In the final scene, Gopan and Jayasree are shown on a boat, planning to live together and to start a new life ahead.

==Cast==

- Kunchacko Boban as Chakkattutharayil Gopan (Chakka Gopan/Aadu Gopan)
- Namitha Pramod as Kainakary Jayasree, Gopan's love interest turned wife
- Suraj Venjaramoodu as Mamachan, Gopan's friend
- Irshad as Chakkattutharayil Maniyan (Chakka Maniyan), Gopan's eldest brother
- Joju George as Chakkattutharayil Suku (Chakka Suku), Gopan's older brother
- Shiju as Chakkattutharayil Vijayan (Chakka Vijayan), Gopan's older brother
- Harisree Ashokan as Susheelan, Gopan's friend
- Anusree as Kochurani, Vijayan's love interest turned wife
- Shammi Thilakan as Kavalackal Kuriyachan, the main antagonist
- Dinesh Prabhakar as Adv.
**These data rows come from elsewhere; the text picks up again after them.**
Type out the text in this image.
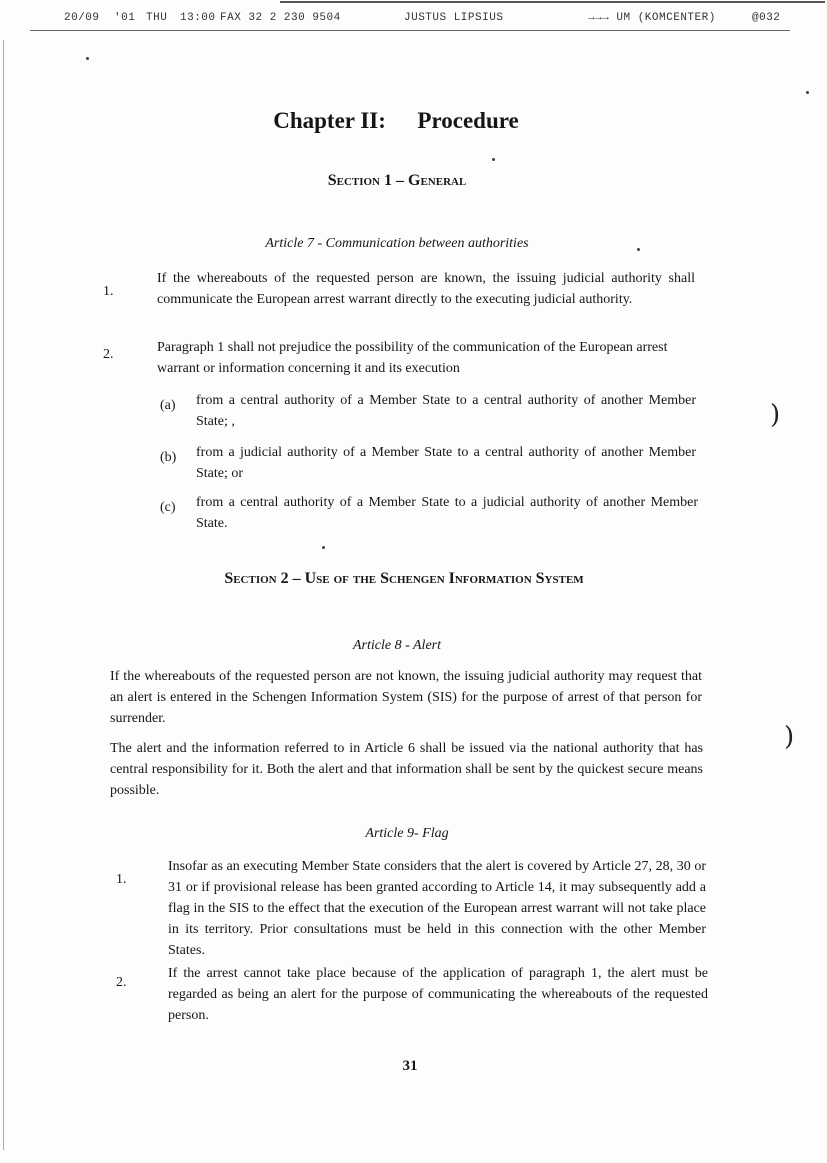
20/09 '01 THU 13:00 FAX 32 2 230 9504	JUSTUS LIPSIUS	→→→ UM (KOMCENTER)	@032
)
)
Chapter II: Procedure
Section 1 – General
Article 7 - Communication between authorities
1.

If the whereabouts of the requested person are known, the issuing judicial authority shall communicate the European arrest warrant directly to the executing judicial authority.

2.	Paragraph 1 shall not prejudice the possibility of the communication of the European arrest warrant or information concerning it and its execution

(a) from a central authority of a Member State to a central authority of another Member State; ,

(b) from a judicial authority of a Member State to a central authority of another Member State; or

(c) from a central authority of a Member State to a judicial authority of another Member State.

Section 2 – Use of the Schengen Information System
Article 8 - Alert

If the whereabouts of the requested person are not known, the issuing judicial authority may request that an alert is entered in the Schengen Information System (SIS) for the purpose of arrest of that person for surrender.

The alert and the information referred to in Article 6 shall be issued via the national authority that has central responsibility for it. Both the alert and that information shall be sent by the quickest secure means possible.

Article 9- Flag
1.

Insofar as an executing Member State considers that the alert is covered by Article 27, 28, 30 or 31 or if provisional release has been granted according to Article 14, it may subsequently add a flag in the SIS to the effect that the execution of the European arrest warrant will not take place in its territory. Prior consultations must be held in this connection with the other Member States.

2.

If the arrest cannot take place because of the application of paragraph 1, the alert must be regarded as being an alert for the purpose of communicating the whereabouts of the requested person.

31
Ashokan Kunnumpuram, friend of Gopan's brothers
- K. P. A. C. Lalitha as Chakkattutharayil Madhavi (Chakkattamma), Maniyan's, Suku's, Vijayan's and Gopan's mother
- Bindu Panicker as Kainakary Revamma, Jayasree's mother
- Thesni Khan as Jalaja, Maniyan's wife
- Anjana Appukuttan as Ramani, Suku's wife
- Shivaji Guruvayoor as Kapyar (Parish Clerk), Kochurani's father and Soshamma's husband
- Ponnamma Babu as Soshamma, Kochurani's mother and Kapyar's wife
- Reena Basheer as Lissy, Kuriyachan's wife
- Seema G. Nair as Vimala, Revamma's neighbour and friend
- Krishna Prasad as Santhosh, Gopan's friend
- Subeesh as Sranku Babu
- Chali Pala as SI George
- Sreenivasan as Narrator (Voice Only)
- Sunil Babu as 'Joker' Jose

==Soundtrack==
Two trailers and two songs from the film, "Cheru Cheru" & "Otta Thumbi" from the film were released online. "Koottimuttiya" was also released on YouTube in a video that features Kunchacko Boban and Namitha Pramod.

| No. | Title | Artist(s) | Length |
|---|---|---|---|
| 1. | "Otta Thumbi" | Shankar Mahadevan, K. S. Chithra |  |
| 2. | "Cheru Cheru" | Afsal, Vidhu Prathap, Sricharan |  |
| 3. | "Kootti Moottiya" | Najim Arshad, Sujatha Mohan |  |
| 4. | "Hailasa Hailasa" | Franco Simon, Nikhil Mathew |  |
| 5. | "Pullipulikal Moonu" | Varsha Renjith |  |
| 6. | "Shappinte Muttathe" | Vidyasagar, Franco Simon, Nikhil Mathew, Najim Arshad |  |

==Box office==
The film had a high opening at the Kerala box office. The film collected ₹6 crore from 21 days in Kerala box office. This film was commercial success.